Answer to Question #67996 in Macroeconomics for Dhruvi
You are given the following information about an economy:
Gross Investment $40
Govt. purchases of goods & service 30
X – M - 20
Personal Tax 60
Govt. transfer 25
Interest payments from the Govt.
to domestic Pvt. Sector 15
Factor income received from the rest of the would 7
Factor payment made to rest of would 9
a. Consumption b) GDP c) Net factor payment from abroad
b. Pvt.
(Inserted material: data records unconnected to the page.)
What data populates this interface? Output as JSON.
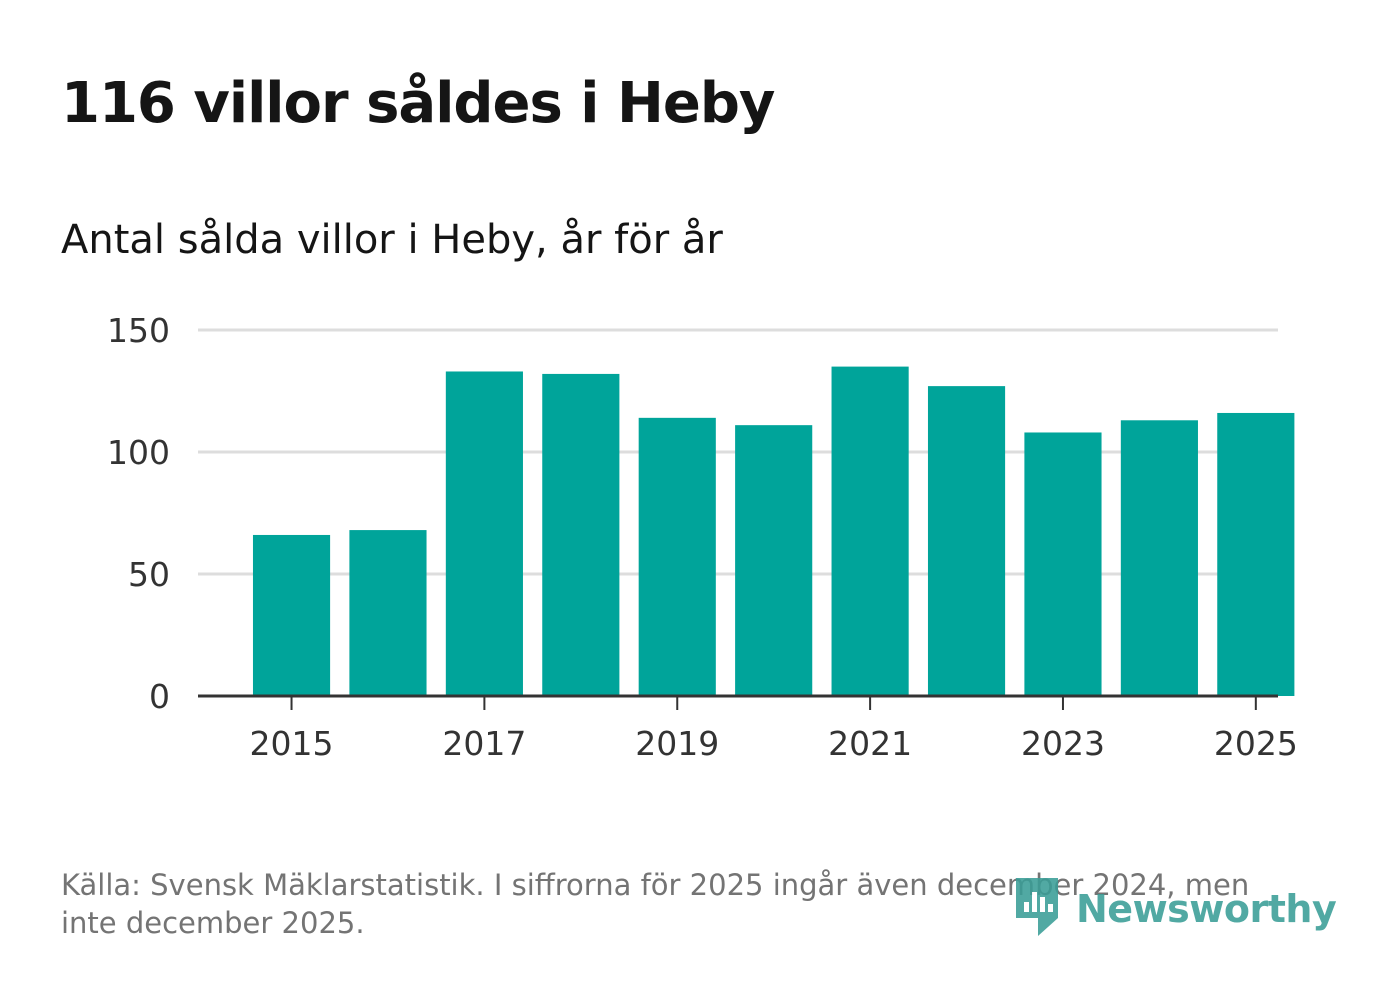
{
  "title": "116 villor såldes i Heby",
  "subtitle": "Antal sålda villor i Heby, år för år",
  "source": "Källa: Svensk Mäklarstatistik. I siffrorna för 2025 ingår även december 2024, men inte december 2025.",
  "brand": {
    "name": "Newsworthy",
    "color": "#3a9e97",
    "icon": "newsworthy-logo-icon"
  },
  "colors": {
    "bar": "#00a49a",
    "grid": "#dddddd",
    "axis": "#333333",
    "text": "#151515",
    "tick": "#333333"
  },
  "chart_data": {
    "type": "bar",
    "categories": [
      "2015",
      "2016",
      "2017",
      "2018",
      "2019",
      "2020",
      "2021",
      "2022",
      "2023",
      "2024",
      "2025"
    ],
    "values": [
      66,
      68,
      133,
      132,
      114,
      111,
      135,
      127,
      108,
      113,
      116
    ],
    "x_tick_labels": [
      "2015",
      "2017",
      "2019",
      "2021",
      "2023",
      "2025"
    ],
    "y_ticks": [
      0,
      50,
      100,
      150
    ],
    "ylim": [
      0,
      150
    ],
    "xlabel": "",
    "ylabel": "",
    "grid": true,
    "legend": "none"
  }
}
Saving e) Public Saving.
Gross Investment $40 Govt. purchases of goods & service(government spending) 30 GNP 200 X – M(net export ) - 20 Personal Tax 60 Govt. transfer 25 Interest payments from the Govt. to domestic Pvt. Sector 15 Factor income received from the rest of the world 7 Factor payment made to rest of world 9 GDP=C+I+G+NX, where C-consumption spending, I-gross private domestic investment, G-government spending, NX-net export (NX =X-M, X-export, M-import) GDP=GNP-NFP, NFP (net factor payments) = factor payments from abroad – factor payments to abroad. 1) NFP = 7-9= -2; 2) GDP = 200 – (-2) =200+2=202; 3) C = GDP-I-G-NX; C = 202 - 40 - 30 - (-20) =202-40-30+20=152; Private savings = Y - T – C+TR+N Private savings is defined as the total income (Y) (might be referred to as GDP) minus the personal tax (T) and consumption spending (C) plus Govt. transfer(TR) and Interest payments from the Govt.to domestic Pvt. Sector(N): 4) Private savings=202-60-152+25+15= 30; Public Saving = (T – TR – N) – G. 5) Public saving = (60- 25- 15) – 30= -10 This suggests that the government is running a budget deficit.